複勝転がしは、一見するとかなり魅力的な買い方です。

「複勝なら当たりやすい」

「当たったお金を次に回せば増やせそう」

そう思うと、つい試したくなりますよね。

ですが実際は、ここに大きな落とし穴があるんです!

この記事では、複勝転がしの仕組みや難しさを整理したうえで、狙うべき条件、現実的に行う方法まで分かりやすくまとめました。

これから複勝転がしを試そうと思っている方は、本記事に目を通してからにしてください!

河田 孝太郎
監修者
【競馬予想サイト解体新書 責任者】河田 孝太郎(60歳)

1965年8月8日生まれ。日本中央競馬学校中退。

元ジョッキーの父親に憧れJRA所属の騎手を目指すが一身上の都合により断念。某有名競馬場で厩務員として働いていた際にフリーライターとして訪れた福岡と意気投合し、競馬予想サイト解体新書設立に参画。

これまでの100以上の競馬予想媒体を利用して、一番稼げたのが競馬予想サイト。その背景からこれまで270以上のサイトを活用し、全て忖度なしに独自のレビューを実施している。
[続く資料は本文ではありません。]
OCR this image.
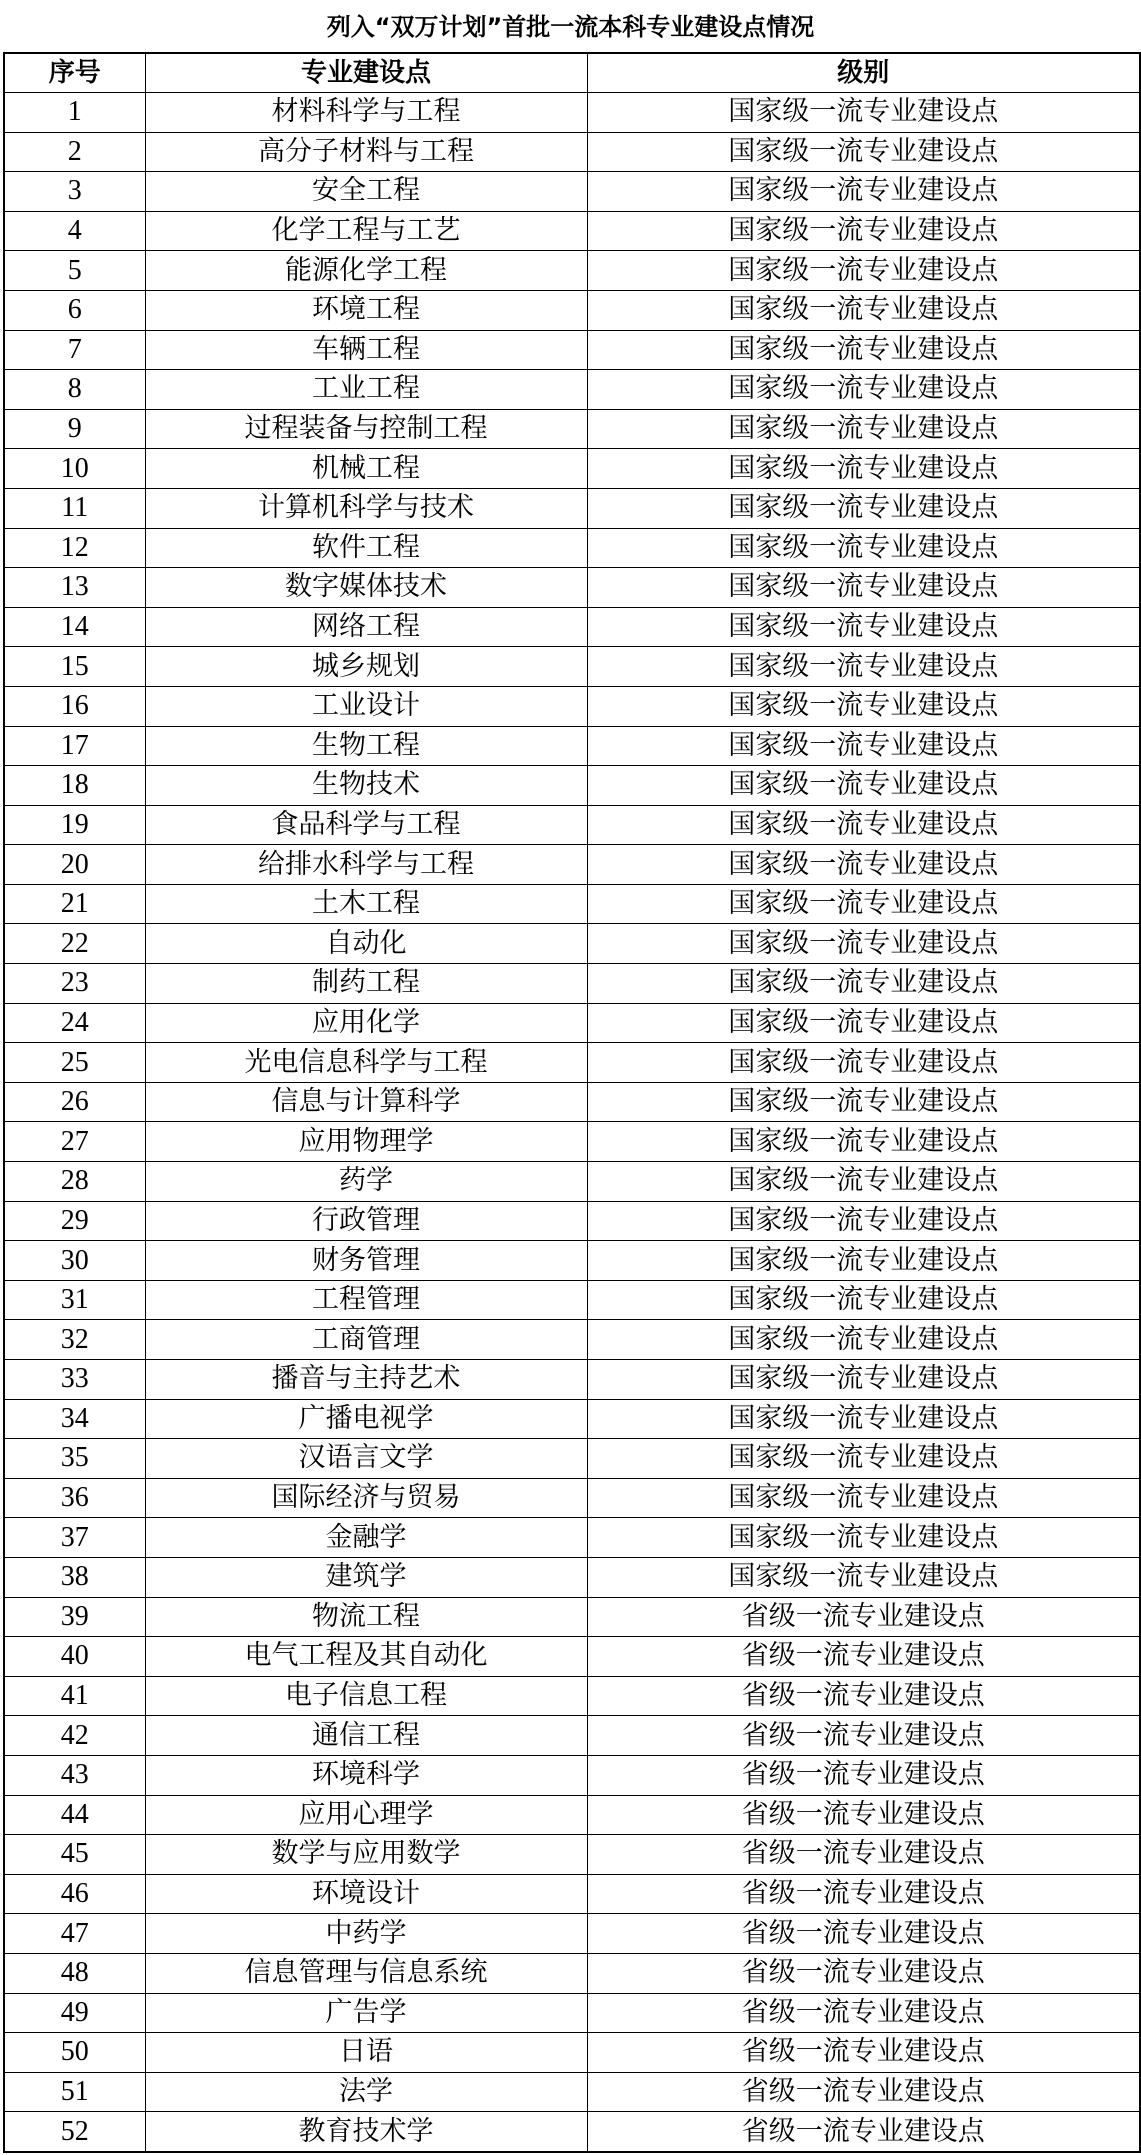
列入“双万计划”首批一流本科专业建设点情况
序号	专业建设点	级别
1	材料科学与工程	国家级一流专业建设点
2	高分子材料与工程	国家级一流专业建设点
3	安全工程	国家级一流专业建设点
4	化学工程与工艺	国家级一流专业建设点
5	能源化学工程	国家级一流专业建设点
6	环境工程	国家级一流专业建设点
7	车辆工程	国家级一流专业建设点
8	工业工程	国家级一流专业建设点
9	过程装备与控制工程	国家级一流专业建设点
10	机械工程	国家级一流专业建设点
11	计算机科学与技术	国家级一流专业建设点
12	软件工程	国家级一流专业建设点
13	数字媒体技术	国家级一流专业建设点
14	网络工程	国家级一流专业建设点
15	城乡规划	国家级一流专业建设点
16	工业设计	国家级一流专业建设点
17	生物工程	国家级一流专业建设点
18	生物技术	国家级一流专业建设点
19	食品科学与工程	国家级一流专业建设点
20	给排水科学与工程	国家级一流专业建设点
21	土木工程	国家级一流专业建设点
22	自动化	国家级一流专业建设点
23	制药工程	国家级一流专业建设点
24	应用化学	国家级一流专业建设点
25	光电信息科学与工程	国家级一流专业建设点
26	信息与计算科学	国家级一流专业建设点
27	应用物理学	国家级一流专业建设点
28	药学	国家级一流专业建设点
29	行政管理	国家级一流专业建设点
30	财务管理	国家级一流专业建设点
31	工程管理	国家级一流专业建设点
32	工商管理	国家级一流专业建设点
33	播音与主持艺术	国家级一流专业建设点
34	广播电视学	国家级一流专业建设点
35	汉语言文学	国家级一流专业建设点
36	国际经济与贸易	国家级一流专业建设点
37	金融学	国家级一流专业建设点
38	建筑学	国家级一流专业建设点
39	物流工程	省级一流专业建设点
40	电气工程及其自动化	省级一流专业建设点
41	电子信息工程	省级一流专业建设点
42	通信工程	省级一流专业建设点
43	环境科学	省级一流专业建设点
44	应用心理学	省级一流专业建设点
45	数学与应用数学	省级一流专业建设点
46	环境设计	省级一流专业建设点
47	中药学	省级一流专业建设点
48	信息管理与信息系统	省级一流专业建设点
49	广告学	省级一流专业建设点
50	日语	省级一流专业建设点
51	法学	省级一流专业建设点
52	教育技术学	省级一流专业建设点
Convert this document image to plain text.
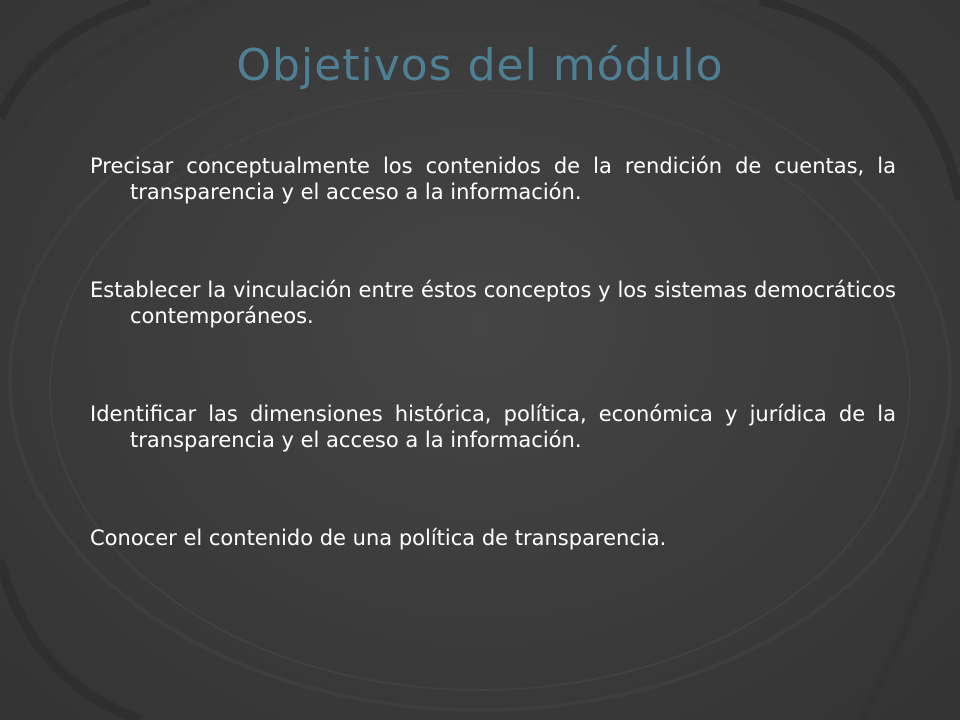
Objetivos del módulo
Precisar conceptualmente los contenidos de la rendición de cuentas, la transparencia y el acceso a la información.
Establecer la vinculación entre éstos conceptos y los sistemas democráticos contemporáneos.
Identificar las dimensiones histórica, política, económica y jurídica de la transparencia y el acceso a la información.
Conocer el contenido de una política de transparencia.
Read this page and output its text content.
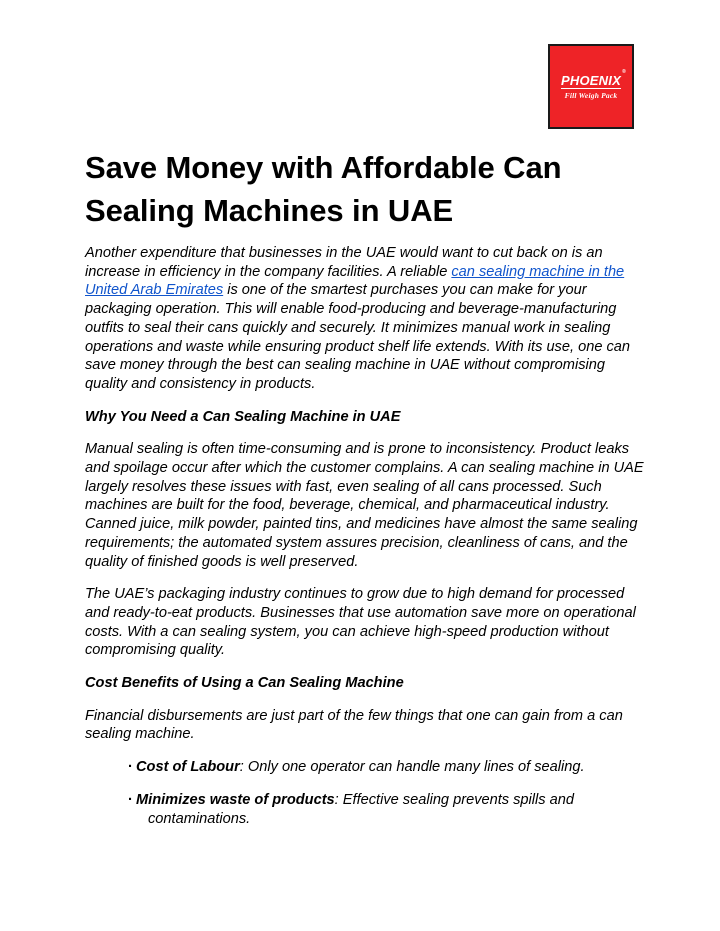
PHOENIX
®
Fill Weigh Pack
Save Money with Affordable Can Sealing Machines in UAE

Another expenditure that businesses in the UAE would want to cut back on is an increase in efficiency in the company facilities. A reliable can sealing machine in the United Arab Emirates is one of the smartest purchases you can make for your packaging operation. This will enable food-producing and beverage-manufacturing outfits to seal their cans quickly and securely. It minimizes manual work in sealing operations and waste while ensuring product shelf life extends. With its use, one can save money through the best can sealing machine in UAE without compromising quality and consistency in products.

Why You Need a Can Sealing Machine in UAE

Manual sealing is often time-consuming and is prone to inconsistency. Product leaks and spoilage occur after which the customer complains. A can sealing machine in UAE largely resolves these issues with fast, even sealing of all cans processed. Such machines are built for the food, beverage, chemical, and pharmaceutical industry. Canned juice, milk powder, painted tins, and medicines have almost the same sealing requirements; the automated system assures precision, cleanliness of cans, and the quality of finished goods is well preserved.

The UAE’s packaging industry continues to grow due to high demand for processed and ready-to-eat products. Businesses that use automation save more on operational costs. With a can sealing system, you can achieve high-speed production without compromising quality.

Cost Benefits of Using a Can Sealing Machine

Financial disbursements are just part of the few things that one can gain from a can sealing machine.

· Cost of Labour: Only one operator can handle many lines of sealing.
· Minimizes waste of products: Effective sealing prevents spills and contaminations.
”優良サイト”と判断したサイトは今でも利益が残せており、根強いファンから厚い信頼が寄せられている。

複勝転がしとは?仕組みを一分で解説

複勝転がしの仕組みは、かなりシンプルです。

複勝で当たった払戻金を、次のレースの複勝にそのまま回していく買い方となります。

例えば最初に1,000円で複勝を買って当たり、1,400円になったとします。

次はその1,400円を使って、また別のレースで複勝を買う。

さらに当たれば、その払戻金をまた次へ回す。

この流れを続けていくのが、複勝転がしです。

言葉だけ聞くと少し難しそうですが、やっていることはかなり単純です。

当たったお金を次に回す」。

本当にこれだけ。

ただし、シンプルだからこそ油断しやすいのも事実です。

1回ごとの複勝は手堅く見えても、それを連続で当て続けるとなると話しは別です。

このあたりは次の章でしっかり見ていきます。

なお、複勝そのものの詳しいルールや、ワイドとの違い、オッズの見方は以下の記事で詳しく解説していますのであわせてご覧ください。

全額転がしと一部転がしの違い

複勝転がしといえばリターンの全てを次に回す方法が一般的ですが、実は大きく分けて2つのやり方があります。

買い方 内容 特徴
全額転がし 当たった払戻金を
そのまま全部次に回す
増える時は早いが、
途中で外すと一気に終わりやすい
一部転がし 払戻金の一部だけ次に回し、
残りは手元に残す
増え方はゆるやかだが、
利益を残しやすい

一部転がしの方が資金を一気に無くすリスクはグッと減らすことができます。

せっかく当てたのに、最後の1回で全部消えるとかなり心にきますからね…。

このようなリスクヘッジは取っておいて損はありません。

少しでも不安があるなら全額転がしよりも、一部転がしのほうがおすすめです。

複勝転がしが難しい理由

複勝は「3着以内に入れば的中」というルール(頭数による)なので、どうしても簡単に思いますよね。

でも、実戦はそんなに甘くありません。

むしろ複勝転がしは、少しずつ増やすぶん、1回のミスがやけに重い買い方なんです。

だからこそ、まずは夢のある話ではなく、先に厳しさを皆さんに教えておきますね。

ここをないがしろにすると、後から後悔することもありますから、しっかり目を通しておいてください。

複勝転がしが難しい理由

  • 複勝でも普通に外れる
  • オッズが低く、思ったより増えない
  • 1回の失敗で積み上げが消える

複勝でも普通に外れる

まず大前提として、複勝は“当たりやすい”だけで、“外れない”わけではありません。(当たり前ですが…)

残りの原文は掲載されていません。